Lula's win has already been ratified by the Superior Electoral Court, he's been congratulated by international leaders like Canada's Justin Trudeau and US President Joe Biden. But Bolsonaro's supporters protested post-election and continue to do so, not believing that Lula, a man who served as president and was convicted on corruption charges only to have a court throw them out, could actually have won the election.
The justice who leads the Superior Electoral Court, Alexandrew de Moraes, issued a ruling that reads that "Bolsonaro's right-wing electoral coalition, which filed the complaint, must present its full audit for both rounds of last month's vote within 24 hours, or he would reject it," Reuters reports.
Reuters goes on to quote financial execs, and those with the Lula campaign, all of whom dismiss Bolsonaro's challegenge. Head of private investment partnership FB Capital said that the bid by Bolsonaro would be unlikely to succeed, but that it also adds "pessimism on top of everything we already have."
The head of Lula's Workers Party said the bid was mere "chicanery." She advocated for the challenge to not proceed, and for Brazil to let the results that saw her pick put in power to stand.
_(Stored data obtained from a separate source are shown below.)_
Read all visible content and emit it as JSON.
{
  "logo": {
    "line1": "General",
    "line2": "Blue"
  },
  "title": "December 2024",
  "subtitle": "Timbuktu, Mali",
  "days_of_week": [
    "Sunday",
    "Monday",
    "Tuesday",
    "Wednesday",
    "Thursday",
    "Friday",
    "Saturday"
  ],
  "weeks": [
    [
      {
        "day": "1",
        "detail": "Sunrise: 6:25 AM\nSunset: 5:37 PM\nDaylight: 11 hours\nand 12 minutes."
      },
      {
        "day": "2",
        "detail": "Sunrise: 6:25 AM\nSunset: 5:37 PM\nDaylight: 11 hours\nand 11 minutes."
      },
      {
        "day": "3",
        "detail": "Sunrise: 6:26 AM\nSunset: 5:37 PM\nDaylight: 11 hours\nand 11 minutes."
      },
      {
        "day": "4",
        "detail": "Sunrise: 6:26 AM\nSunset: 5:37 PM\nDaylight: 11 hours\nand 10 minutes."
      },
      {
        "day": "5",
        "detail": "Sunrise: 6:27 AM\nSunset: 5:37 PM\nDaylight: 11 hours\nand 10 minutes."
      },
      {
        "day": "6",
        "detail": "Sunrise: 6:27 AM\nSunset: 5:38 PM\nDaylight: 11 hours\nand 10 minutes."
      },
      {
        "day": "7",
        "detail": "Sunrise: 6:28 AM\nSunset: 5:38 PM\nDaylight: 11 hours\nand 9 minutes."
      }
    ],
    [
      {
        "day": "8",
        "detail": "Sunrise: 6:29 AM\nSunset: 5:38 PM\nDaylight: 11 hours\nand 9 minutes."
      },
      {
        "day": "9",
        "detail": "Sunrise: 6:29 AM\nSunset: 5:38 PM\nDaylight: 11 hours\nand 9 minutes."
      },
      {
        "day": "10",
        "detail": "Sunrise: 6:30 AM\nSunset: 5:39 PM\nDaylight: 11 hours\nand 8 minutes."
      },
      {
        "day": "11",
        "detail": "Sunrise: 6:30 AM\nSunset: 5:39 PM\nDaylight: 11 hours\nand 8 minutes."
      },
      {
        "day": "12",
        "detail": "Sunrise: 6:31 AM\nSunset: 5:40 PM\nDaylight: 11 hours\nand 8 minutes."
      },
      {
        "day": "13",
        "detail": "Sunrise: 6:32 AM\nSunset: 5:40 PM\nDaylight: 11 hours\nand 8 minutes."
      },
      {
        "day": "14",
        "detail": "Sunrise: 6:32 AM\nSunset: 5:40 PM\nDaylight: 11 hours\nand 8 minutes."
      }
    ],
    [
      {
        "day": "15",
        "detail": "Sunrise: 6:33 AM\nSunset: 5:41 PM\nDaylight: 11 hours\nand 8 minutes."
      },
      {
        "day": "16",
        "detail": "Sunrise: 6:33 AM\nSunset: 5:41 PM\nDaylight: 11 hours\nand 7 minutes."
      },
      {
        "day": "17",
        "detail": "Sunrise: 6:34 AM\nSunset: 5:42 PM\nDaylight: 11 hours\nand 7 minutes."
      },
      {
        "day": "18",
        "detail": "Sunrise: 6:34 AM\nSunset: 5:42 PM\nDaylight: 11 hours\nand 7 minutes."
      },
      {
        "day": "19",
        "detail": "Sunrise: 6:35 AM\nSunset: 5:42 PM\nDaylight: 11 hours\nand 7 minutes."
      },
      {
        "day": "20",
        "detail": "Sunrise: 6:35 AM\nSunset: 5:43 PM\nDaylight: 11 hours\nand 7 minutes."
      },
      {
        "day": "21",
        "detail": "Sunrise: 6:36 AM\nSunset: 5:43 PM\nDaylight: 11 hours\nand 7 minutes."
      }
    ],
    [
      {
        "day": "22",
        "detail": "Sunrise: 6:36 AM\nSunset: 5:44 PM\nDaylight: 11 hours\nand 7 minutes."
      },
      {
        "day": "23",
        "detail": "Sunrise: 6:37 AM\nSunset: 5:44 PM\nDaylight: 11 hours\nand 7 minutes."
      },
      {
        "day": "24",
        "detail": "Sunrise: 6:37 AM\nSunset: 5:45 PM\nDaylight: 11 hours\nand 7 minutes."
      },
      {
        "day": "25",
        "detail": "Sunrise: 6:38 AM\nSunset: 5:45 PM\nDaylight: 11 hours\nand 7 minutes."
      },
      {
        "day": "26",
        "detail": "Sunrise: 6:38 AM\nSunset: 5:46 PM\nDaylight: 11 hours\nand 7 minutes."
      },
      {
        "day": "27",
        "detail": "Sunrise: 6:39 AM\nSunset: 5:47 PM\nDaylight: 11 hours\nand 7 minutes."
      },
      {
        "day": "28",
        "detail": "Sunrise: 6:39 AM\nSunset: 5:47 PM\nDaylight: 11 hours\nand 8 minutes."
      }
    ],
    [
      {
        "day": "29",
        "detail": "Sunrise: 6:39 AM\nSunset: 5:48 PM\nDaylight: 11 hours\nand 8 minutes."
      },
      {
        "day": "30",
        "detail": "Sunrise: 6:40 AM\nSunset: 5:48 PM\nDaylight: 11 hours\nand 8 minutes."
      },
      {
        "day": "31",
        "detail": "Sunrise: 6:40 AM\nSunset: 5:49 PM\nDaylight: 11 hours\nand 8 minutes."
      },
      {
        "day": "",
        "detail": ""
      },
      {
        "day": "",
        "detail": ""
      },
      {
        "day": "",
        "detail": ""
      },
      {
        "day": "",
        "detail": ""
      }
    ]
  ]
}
"No more procrastination, irresponsibility, insults to institutions and democracy," she wrote on Twitter. "The election was decided in the vote and Brazil needs peace to build a better future."
But for Bolsonaro and his coaltion, the challenge is as a result of the runoff election, during which they say there were "signs of irreparable ... malfunction" in some electric voting machines.
The two candidates went head to head in a first round of voting on October 2, though neither gained more than half of the votes, which led to Sunday's runoff vote. More than 156 million people were eligible to vote in the election.
The complaint reads that "'There were signs of serious failures that generate uncertainties and make it impossible to validate the results generated' in older models of the voting machines, Bolsonaro allies said in their complaint. As a result, they urged that the votes from those models should be 'invalidated.'"
Incumbent Jair Bolsonaro won 49.17 percent of the vote, compared to 50.83 by da Silva, who was convicted in 2017 for money laundering though a court threw out his conviction in March 2021.